3 Jaw Drill Style Chuck Honed Jaws?
3 Jaw Drill Style Chuck Honed Jaws?
(OP)
We have reverse engineered a Chuck for a medical Instrument and we are not getting the same clamping pressure as the original. The one question we have is if the Jaws need to be Honed/Lapped in to make sure they are applying even pressure to the object you are clamping? When you buy replacement Jaws from say Jacobs you are instructed to change out all three jaws even if you only have damage to a single jaw. Thanks for the help!





RE: 3 Jaw Drill Style Chuck Honed Jaws?
RE: 3 Jaw Drill Style Chuck Honed Jaws?
When replacing the three jaws in a chuck, I can imagine the sum of any tolerances causing some minor misalignment of the three jaws; the more so if there is wear and/or you try to replace only one jaw. Why not try this: replace all three jaws, then snug them up around a cylindrical hone of some sort, and run the machine for a while; snug the jaws a bit more and repeat. This should shape the inside surface of the jaws to match the cylinder they are holding. Maybe you hold the entire chuck stationary and turn the cylindrical hone. Holding the entire chuck in the snugged position might be the tricky part.

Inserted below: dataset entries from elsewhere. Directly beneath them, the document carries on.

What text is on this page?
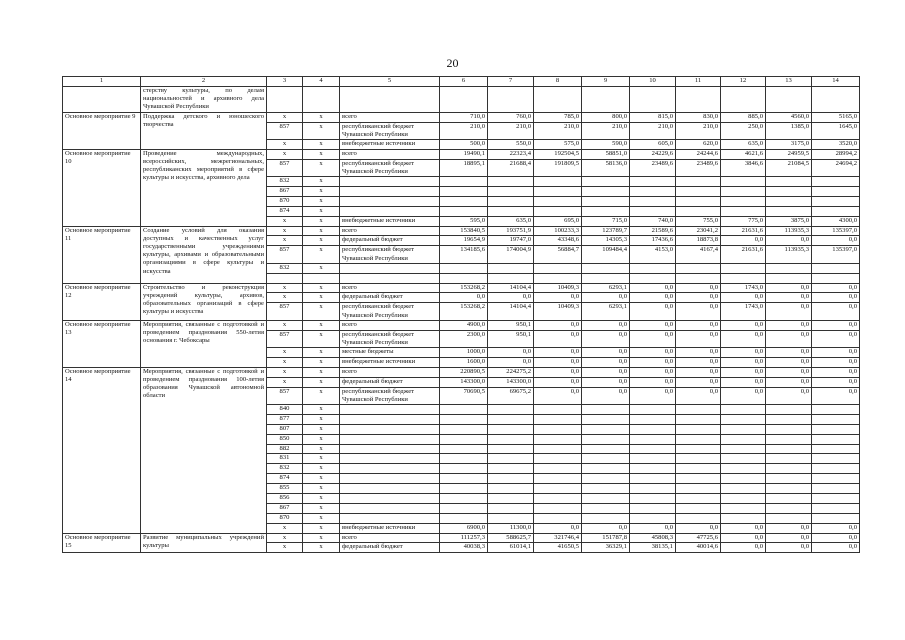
20
1	2	3	4	5	6	7	8	9	10	11	12	13	14
	стерству культуры, по делам национальностей и архивного дела Чувашской Республики												
Основное мероприятие 9	Поддержка детского и юношеского творчества	x	x	всего	710,0	760,0	785,0	800,0	815,0	830,0	885,0	4560,0	5165,0
		857	x	республиканский бюджет Чувашской Республики	210,0	210,0	210,0	210,0	210,0	210,0	250,0	1385,0	1645,0
		x	x	внебюджетные источники	500,0	550,0	575,0	590,0	605,0	620,0	635,0	3175,0	3520,0
Основное мероприятие 10	Проведение международных, всероссийских, межрегиональных, республиканских мероприятий в сфере культуры и искусства, архивного дела	x	x	всего	19490,1	22323,4	192504,5	58851,0	24229,6	24244,6	4621,6	24959,5	28994,2
		857	x	республиканский бюджет Чувашской Республики	18895,1	21688,4	191809,5	58136,0	23489,6	23489,6	3846,6	21084,5	24694,2
		832	x										
		867	x										
		870	x										
		874	x										
		x	x	внебюджетные источники	595,0	635,0	695,0	715,0	740,0	755,0	775,0	3875,0	4300,0
Основное мероприятие 11	Создание условий для оказания доступных и качественных услуг государственными учреждениями культуры, архивами и образовательными организациями в сфере культуры и искусства	x	x	всего	153840,5	193751,9	100233,3	123789,7	21589,6	23041,2	21631,6	113935,3	135397,0
		x	x	федеральный бюджет	19654,9	19747,0	43348,6	14305,3	17436,6	18873,8	0,0	0,0	0,0
		857	x	республиканский бюджет Чувашской Республики	134185,6	174004,9	56884,7	109484,4	4153,0	4167,4	21631,6	113935,3	135397,0
		832	x										

Основное мероприятие 12	Строительство и реконструкция учреждений культуры, архивов, образовательных организаций в сфере культуры и искусства	x	x	всего	153268,2	14104,4	10409,3	6293,1	0,0	0,0	1743,0	0,0	0,0
		x	x	федеральный бюджет	0,0	0,0	0,0	0,0	0,0	0,0	0,0	0,0	0,0
		857	x	республиканский бюджет Чувашской Республики	153268,2	14104,4	10409,3	6293,1	0,0	0,0	1743,0	0,0	0,0
Основное мероприятие 13	Мероприятия, связанные с подготовкой и проведением празднования 550-летия основания г. Чебоксары	x	x	всего	4900,0	950,1	0,0	0,0	0,0	0,0	0,0	0,0	0,0
		857	x	республиканский бюджет Чувашской Республики	2300,0	950,1	0,0	0,0	0,0	0,0	0,0	0,0	0,0
		x	x	местные бюджеты	1000,0	0,0	0,0	0,0	0,0	0,0	0,0	0,0	0,0
		x	x	внебюджетные источники	1600,0	0,0	0,0	0,0	0,0	0,0	0,0	0,0	0,0
Основное мероприятие 14	Мероприятия, связанные с подготовкой и проведением празднования 100-летия образования Чувашской автономной области	x	x	всего	220890,5	224275,2	0,0	0,0	0,0	0,0	0,0	0,0	0,0
		x	x	федеральный бюджет	143300,0	143300,0	0,0	0,0	0,0	0,0	0,0	0,0	0,0
		857	x	республиканский бюджет Чувашской Республики	70690,5	69675,2	0,0	0,0	0,0	0,0	0,0	0,0	0,0
		840	x										
		877	x										
		807	x										
		850	x										
		882	x										
		831	x										
		832	x										
		874	x										
		855	x										
		856	x										
		867	x										
		870	x										
		x	x	внебюджетные источники	6900,0	11300,0	0,0	0,0	0,0	0,0	0,0	0,0	0,0
Основное мероприятие 15	Развитие муниципальных учреждений культуры	x	x	всего	111257,3	588625,7	321746,4	151787,8	45808,3	47725,6	0,0	0,0	0,0
		x	x	федеральный бюджет	40038,3	61014,1	41650,5	36329,1	38135,1	40014,6	0,0	0,0	0,0
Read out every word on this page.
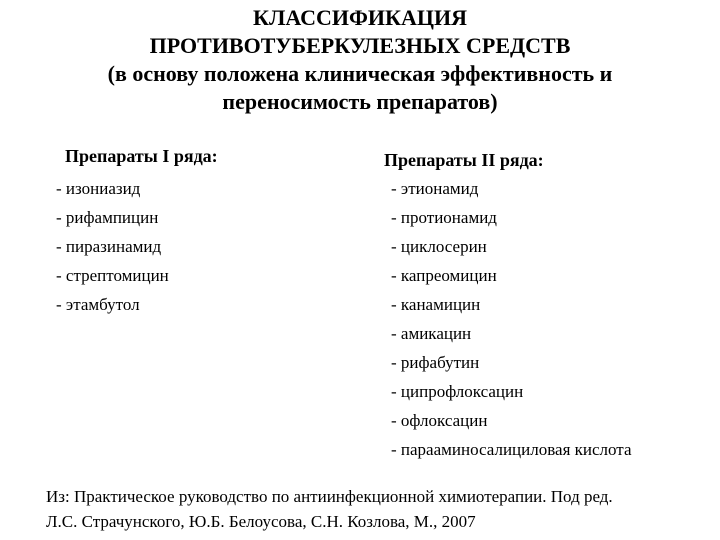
КЛАССИФИКАЦИЯ
ПРОТИВОТУБЕРКУЛЕЗНЫХ СРЕДСТВ
(в основу положена клиническая эффективность и
переносимость препаратов)
Препараты I ряда:
- изониазид
- рифампицин
- пиразинамид
- стрептомицин
- этамбутол
Препараты II ряда:
- этионамид
- протионамид
- циклосерин
- капреомицин
- канамицин
- амикацин
- рифабутин
- ципрофлоксацин
- офлоксацин
- парааминосалициловая кислота
Из: Практическое руководство по антиинфекционной химиотерапии. Под ред.
Л.С. Страчунского, Ю.Б. Белоусова, С.Н. Козлова, М., 2007
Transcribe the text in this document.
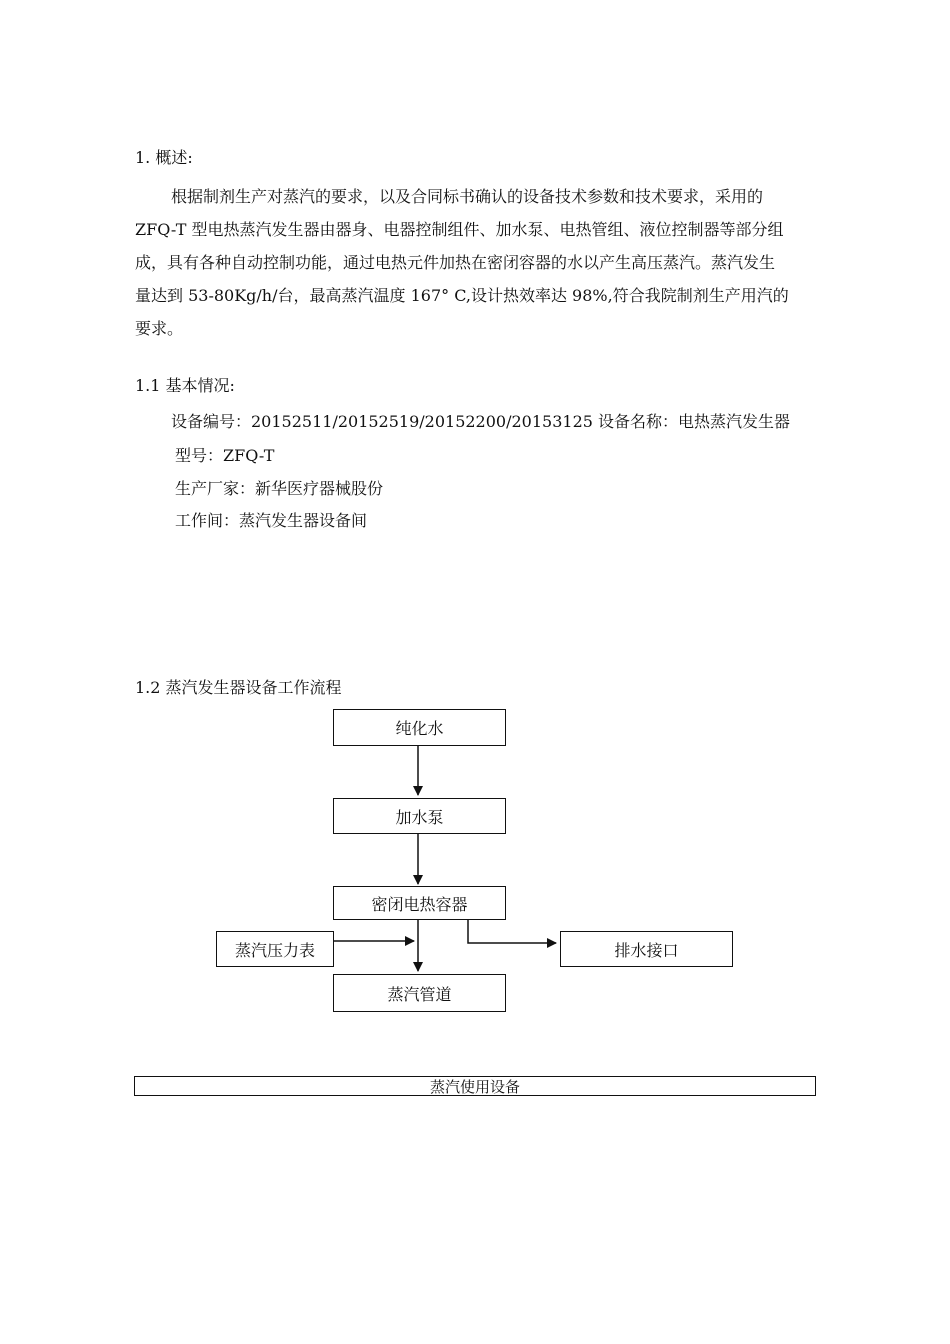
1. 概述:
根据制剂生产对蒸汽的要求，以及合同标书确认的设备技术参数和技术要求，采用的
ZFQ-T 型电热蒸汽发生器由器身、电器控制组件、加水泵、电热管组、液位控制器等部分组
成，具有各种自动控制功能，通过电热元件加热在密闭容器的水以产生高压蒸汽。蒸汽发生
量达到 53-80Kg/h/台，最高蒸汽温度 167° C,设计热效率达 98%,符合我院制剂生产用汽的
要求。
1.1 基本情况:
设备编号：20152511/20152519/20152200/20153125 设备名称：电热蒸汽发生器
型号：ZFQ-T
生产厂家：新华医疗器械股份
工作间：蒸汽发生器设备间
1.2 蒸汽发生器设备工作流程
纯化水
加水泵
密闭电热容器
蒸汽压力表	排水接口
蒸汽管道
蒸汽使用设备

RE: 3 Jaw Drill Style Chuck Honed Jaws?
the quality of material & accuracy of manufacturing will affect how the jaws grip equally.
in addition for the jaw to grip equally as dhengr has stated, a final light machining or hone to true up
the id gripping dia to true them up is helpful. & if possible.
in lathes a ring is inserted into the 3 jaw chuck. it is then trued up by machining the id of the jaws.
what is the repeatability of all the attributes. do a sample inspection of the competitors & your parts.